# please help me to choose a server running FreeBSD



## linux-fox (May 13, 2013)

Hello everyone. I am going to buy a IBM server as my webserver, pay for fifteen thousand. I am going to use FreeBSD. Please help me to choose a IBM server, it can support FreeBSD perfectly.
Now, I have chose a server:
http://detail.zol.com.cn/352/351413/param.shtml

Can it support FreeBSD?


----------



## Bunyan (May 13, 2013)

linux-fox said:
			
		

> Can it support FreeBSD?


Teach me how to read Chinese. 
Read the the HARDWARE LIST.


----------



## Terry_Kennedy (May 13, 2013)

Bunyan said:
			
		

> Teach me how to read Chinese.


Looks like the US English specs are here.



> Read the the HARDWARE LIST.


Unfortunately, FreeBSD documentation doesn't always keep up with actual hardware support.

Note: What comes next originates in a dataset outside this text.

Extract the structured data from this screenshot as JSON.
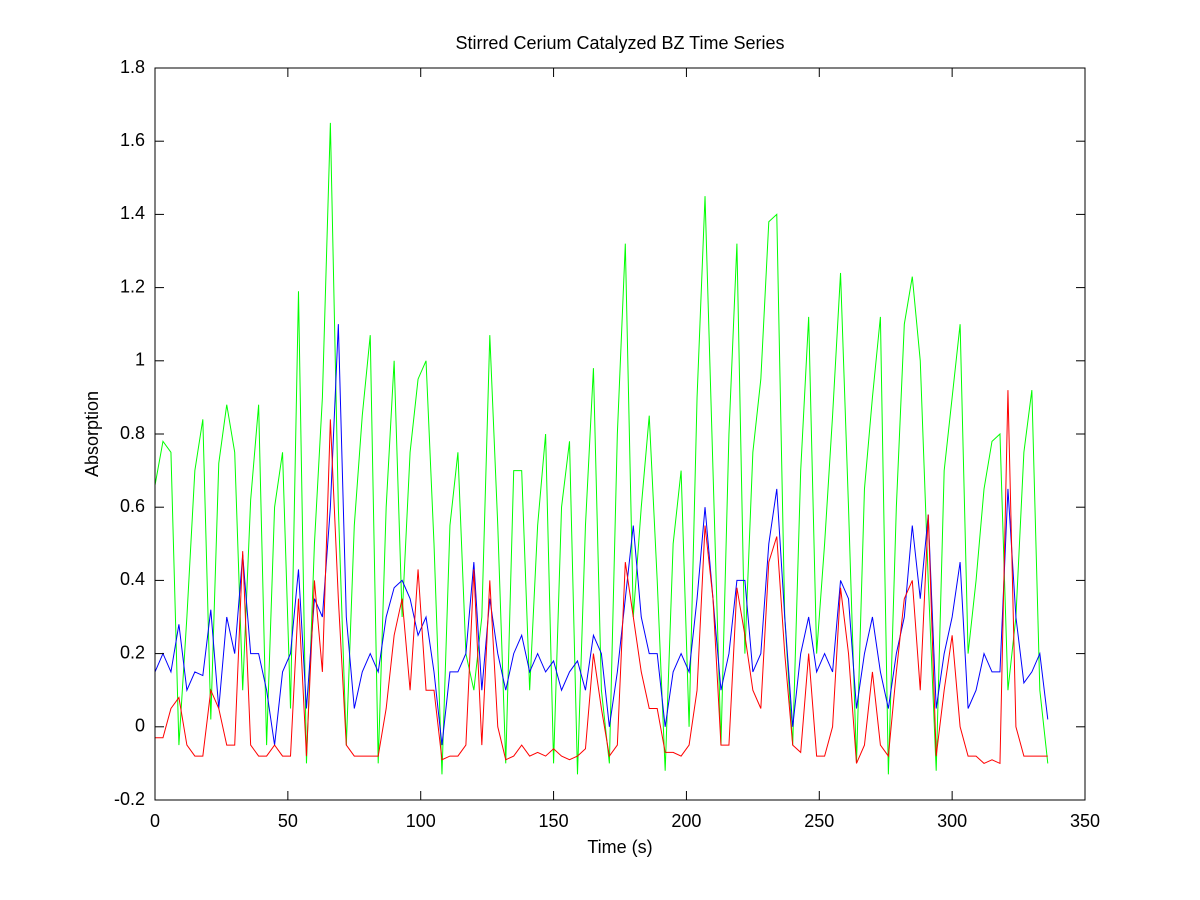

For example, the amd64 platform still had the caution about "not fully tested" up until the 8.4 release cycle becuase nobody took it out. The ixgbe(4) manpage makes no mention of the current generation (X520 / X540) of Intel 10 Gbit cards, though the driver has supported them for some time.

Unfortunately, for relatively new hardware that means the answer is "try it and see", unless another use has already tried that specific config and can answer the question.

In the particular case of this IBM system, nothing jumps out as being particularly problematic and the data sheet is nearly a year old, so the hardware has been out for some time. One possible issue is the "Feature on Demand", where hardware functions are apparently unlocked by entering license keys. If these are entered into the BIOS, that should be OK. If the licenses need to be registered by some application, it is unlikely that that application is available for / works with FreeBSD. You might be able to boot one of the IBM-supported operating systems and enter the license(s) that way. Another issue might be the IMM2 management functions - things of this type often require some support by the operating system (which FreeBSD probably lacks) for full functionality. The same is true of Dell systems with the DRAC option, though in that case most things can be done with the DRAC's web interface and sysutils/ipmitool.


----------